Flintlock ran in parallel with Central Accord 13 in February 2013, during which the 10th Special Forces Group and Italian SF troops at the U.S. Army base at Kaiserslautern, and Italian SF troops at Caserna Ederle at Vicenza linked to exercises conducted in Angola; Douala, Cameroon; and Mauritania. Some 750 soldiers, mostly from Cameroon, took part in the exercise, which was watched by observers from five neighboring countries and the Economic Community of Central African States, as well as others from Burundi, the Democratic Republic of the Congo, Republic of Congo, São Tomé e Príncipe, and Gabon.
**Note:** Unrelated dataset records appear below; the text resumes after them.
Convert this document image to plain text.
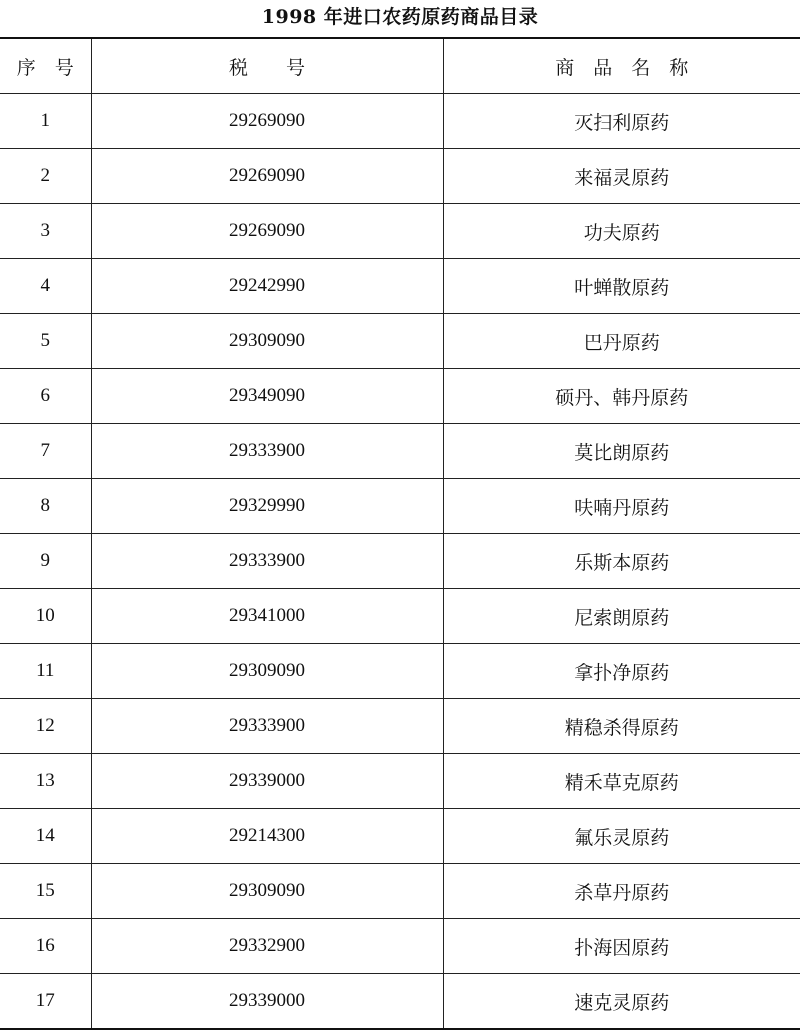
1998 年进口农药原药商品目录
序　号	税　　号	商　品　名　称
1	29269090	灭扫利原药
2	29269090	来福灵原药
3	29269090	功夫原药
4	29242990	叶蝉散原药
5	29309090	巴丹原药
6	29349090	硕丹、韩丹原药
7	29333900	莫比朗原药
8	29329990	呋喃丹原药
9	29333900	乐斯本原药
10	29341000	尼索朗原药
11	29309090	拿扑净原药
12	29333900	精稳杀得原药
13	29339000	精禾草克原药
14	29214300	氟乐灵原药
15	29309090	杀草丹原药
16	29332900	扑海因原药
17	29339000	速克灵原药
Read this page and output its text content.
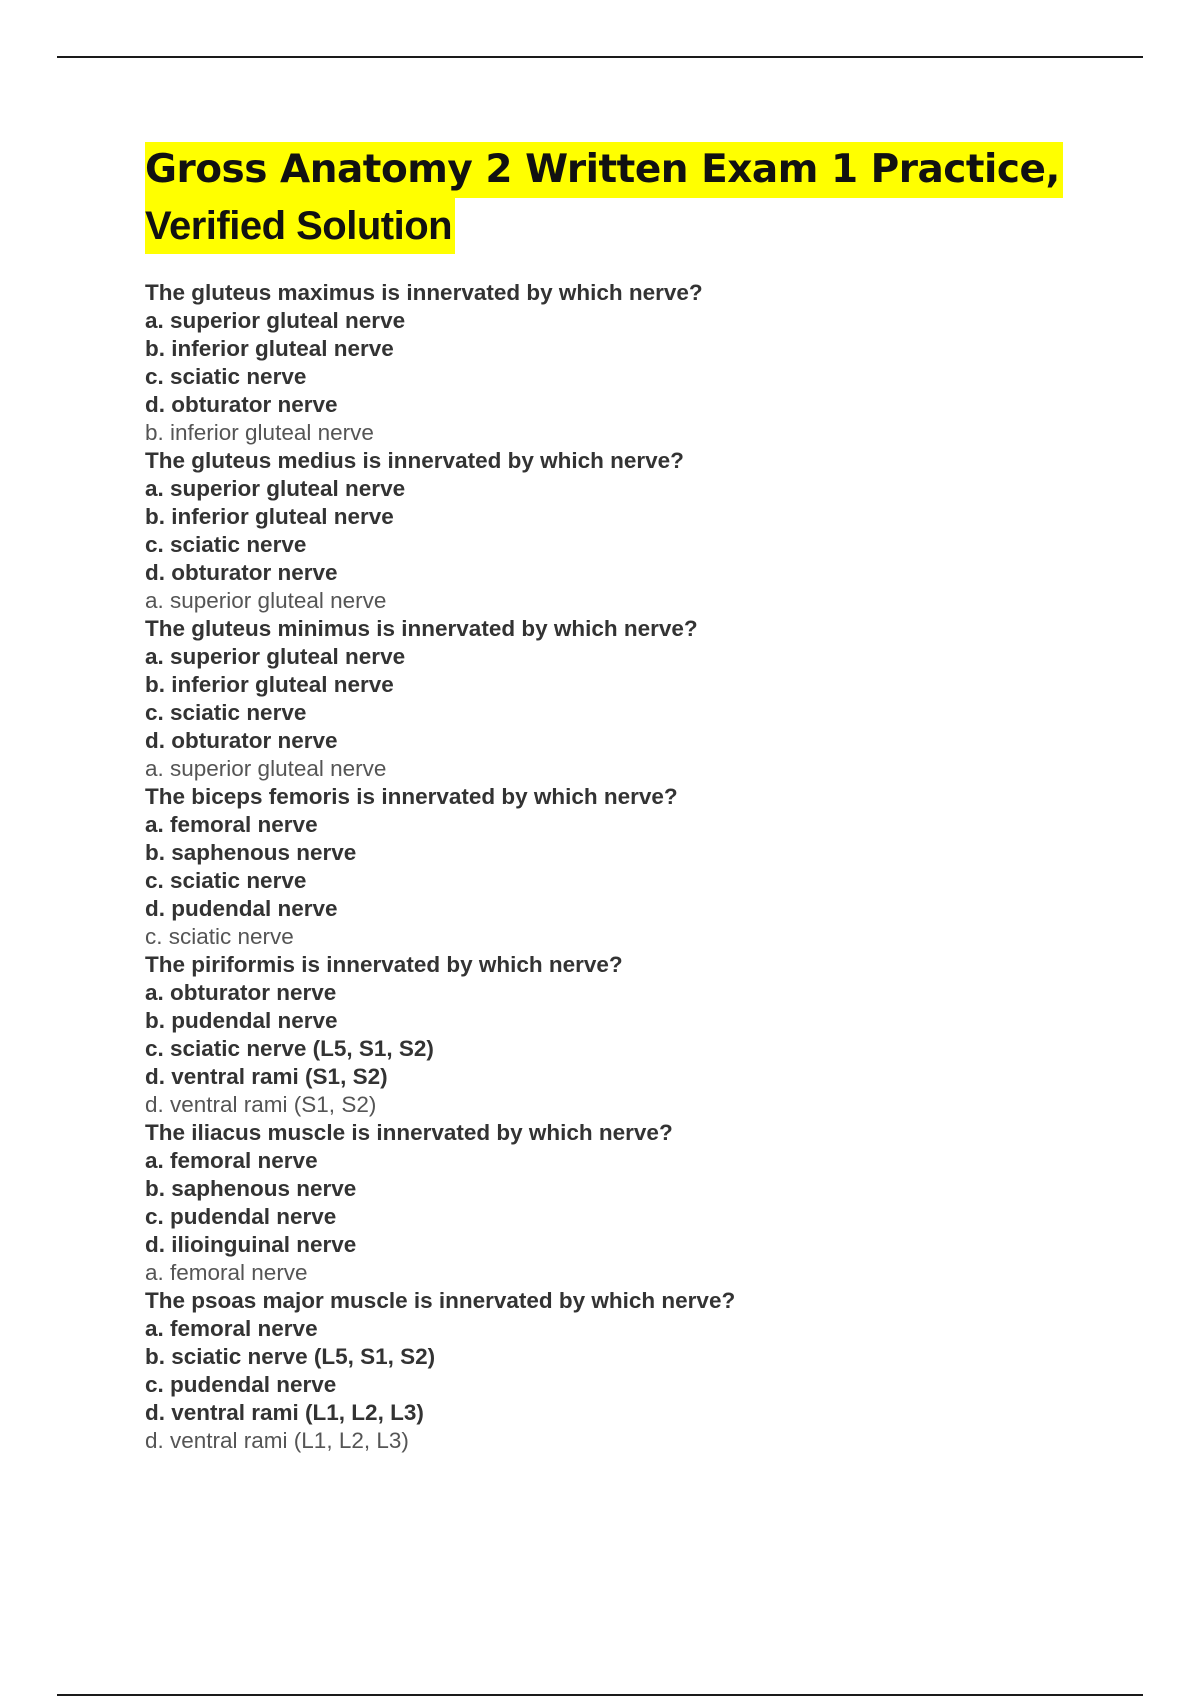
Gross Anatomy 2 Written Exam 1 Practice,
Verified Solution
The gluteus maximus is innervated by which nerve?
a. superior gluteal nerve
b. inferior gluteal nerve
c. sciatic nerve
d. obturator nerve
b. inferior gluteal nerve
The gluteus medius is innervated by which nerve?
a. superior gluteal nerve
b. inferior gluteal nerve
c. sciatic nerve
d. obturator nerve
a. superior gluteal nerve
The gluteus minimus is innervated by which nerve?
a. superior gluteal nerve
b. inferior gluteal nerve
c. sciatic nerve
d. obturator nerve
a. superior gluteal nerve
The biceps femoris is innervated by which nerve?
a. femoral nerve
b. saphenous nerve
c. sciatic nerve
d. pudendal nerve
c. sciatic nerve
The piriformis is innervated by which nerve?
a. obturator nerve
b. pudendal nerve
c. sciatic nerve (L5, S1, S2)
d. ventral rami (S1, S2)
d. ventral rami (S1, S2)
The iliacus muscle is innervated by which nerve?
a. femoral nerve
b. saphenous nerve
c. pudendal nerve
d. ilioinguinal nerve
a. femoral nerve
The psoas major muscle is innervated by which nerve?
a. femoral nerve
b. sciatic nerve (L5, S1, S2)
c. pudendal nerve
d. ventral rami (L1, L2, L3)
d. ventral rami (L1, L2, L3)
This high-profile activity reflects AFRICOM’s commitment to a policy of mentoring and participation in large, complex joint exercises, both with conventional NATO partners and local defense forces, with the objective of raising the level and capability of legitimate governments to defend themselves, and to encourage regional security arrangements in the hope of avoiding the need for external intervention.
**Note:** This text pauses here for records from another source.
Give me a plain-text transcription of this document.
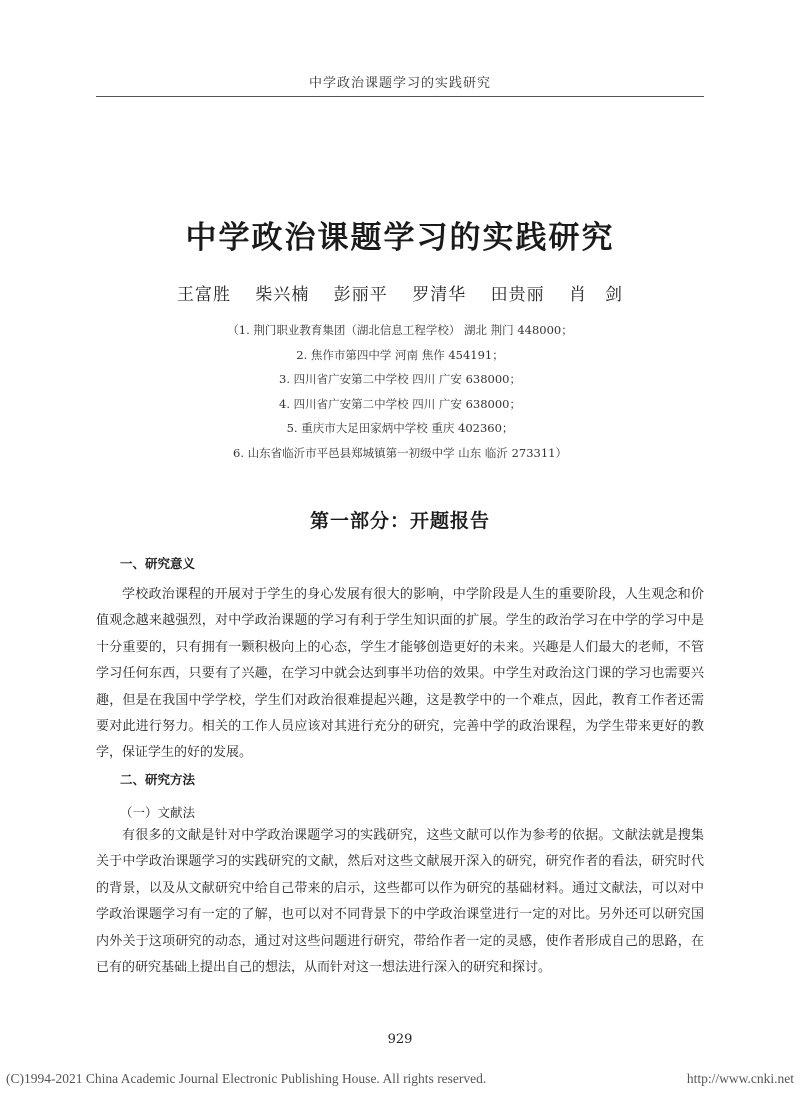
中学政治课题学习的实践研究
中学政治课题学习的实践研究
王富胜 柴兴楠 彭丽平 罗清华 田贵丽 肖　剑
（1. 荆门职业教育集团（湖北信息工程学校） 湖北 荆门 448000；
2. 焦作市第四中学 河南 焦作 454191；
3. 四川省广安第二中学校 四川 广安 638000；
4. 四川省广安第二中学校 四川 广安 638000；
5. 重庆市大足田家炳中学校 重庆 402360；
6. 山东省临沂市平邑县郑城镇第一初级中学 山东 临沂 273311）
第一部分：开题报告
一、研究意义

学校政治课程的开展对于学生的身心发展有很大的影响，中学阶段是人生的重要阶段，人生观念和价值观念越来越强烈，对中学政治课题的学习有利于学生知识面的扩展。学生的政治学习在中学的学习中是十分重要的，只有拥有一颗积极向上的心态，学生才能够创造更好的未来。兴趣是人们最大的老师，不管学习任何东西，只要有了兴趣，在学习中就会达到事半功倍的效果。中学生对政治这门课的学习也需要兴趣，但是在我国中学学校，学生们对政治很难提起兴趣，这是教学中的一个难点，因此，教育工作者还需要对此进行努力。相关的工作人员应该对其进行充分的研究，完善中学的政治课程，为学生带来更好的教学，保证学生的好的发展。

二、研究方法
（一）文献法

有很多的文献是针对中学政治课题学习的实践研究，这些文献可以作为参考的依据。文献法就是搜集关于中学政治课题学习的实践研究的文献，然后对这些文献展开深入的研究，研究作者的看法，研究时代的背景，以及从文献研究中给自己带来的启示，这些都可以作为研究的基础材料。通过文献法，可以对中学政治课题学习有一定的了解，也可以对不同背景下的中学政治课堂进行一定的对比。另外还可以研究国内外关于这项研究的动态，通过对这些问题进行研究，带给作者一定的灵感，使作者形成自己的思路，在已有的研究基础上提出自己的想法，从而针对这一想法进行深入的研究和探讨。

929
(C)1994-2021 China Academic Journal Electronic Publishing House. All rights reserved.	http://www.cnki.net
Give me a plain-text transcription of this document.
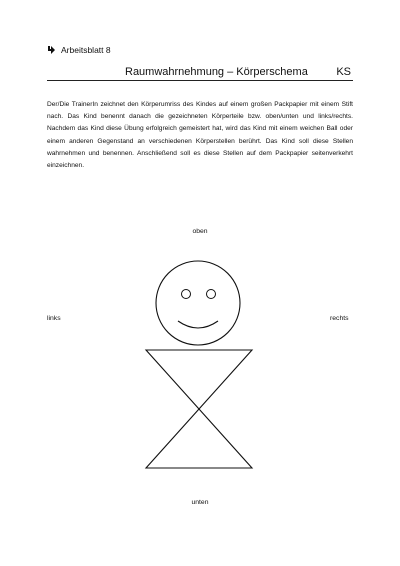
Arbeitsblatt 8
Raumwahrnehmung – Körperschema	KS

Der/Die TrainerIn zeichnet den Körperumriss des Kindes auf einem großen Packpapier mit einem Stift nach. Das Kind benennt danach die gezeichneten Körperteile bzw. oben/unten und links/rechts. Nachdem das Kind diese Übung erfolgreich gemeistert hat, wird das Kind mit einem weichen Ball oder einem anderen Gegenstand an verschiedenen Körperstellen berührt. Das Kind soll diese Stellen wahrnehmen und benennen. Anschließend soll es diese Stellen auf dem Packpapier seitenverkehrt einzeichnen.

oben
links	rechts
unten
AFRICOM’s Special Operations Command Africa at Kelley Barracks, Stuttgart, underwent a change of leadership in June when Gen. James B. Linder, formerly AFRICOM’s deputy J-3, took over from Rear Adm. Brian L. Losey, who left to take over Naval Special Warfare Command in Coronado, Calif., from Rear Adm. Sean Pybus. In East Africa, various SOF units operate from Camp Lemonnier in Djibouti, including AFRICOM, commanded by Gen. David Rodriguez, who complained to the Senate Armed Services Committee that “AFRICOM has a significantly under-serviced intelligence, surveillance and reconnaissance requirement.” However, in spite of that stated deficiency, JSOC was praised widely for the raid undertaken in January 2012 that freed the American aid worker Jessica Buchanan and her Danish colleague Poul Thisted, who had been held hostage by Somali pirates for four months.
JSOC’s role in Somalia, over a long period, served to greatly improve the local security environment and return a lawless territory to a semblance of peace. Allied special operations forces were especially active off the Somali coast, combating the threat from piracy, and on land, where al Qaeda’s local affiliate al Shabaab killed one French commando and captured another during a failed helicopter-borne attempt to rescue Denis Allex and Marc Aubriere, two Directorate-General for External Security (DGSE) officers who had been abducted in July 2009 at a hotel in Mogadishu. Both men had been operating under journalistic cover. Aubriere escaped from Bula-Marer after a ransom allegedly had been paid. During the raid, 17 al Shabaab militants were reported killed.
In September, following a long hiatus in operations, the Somali National Army, supported by African Union Mission to Somalia (AMISOM) troops, took the provincial town of Mahadeey from al Shabaab, which withdrew from the area but then claimed responsibility for a terrorist attack on the Westgate shopping mall in Nairobi, an atrocity that cost at least 67 lives and more than 120 injured.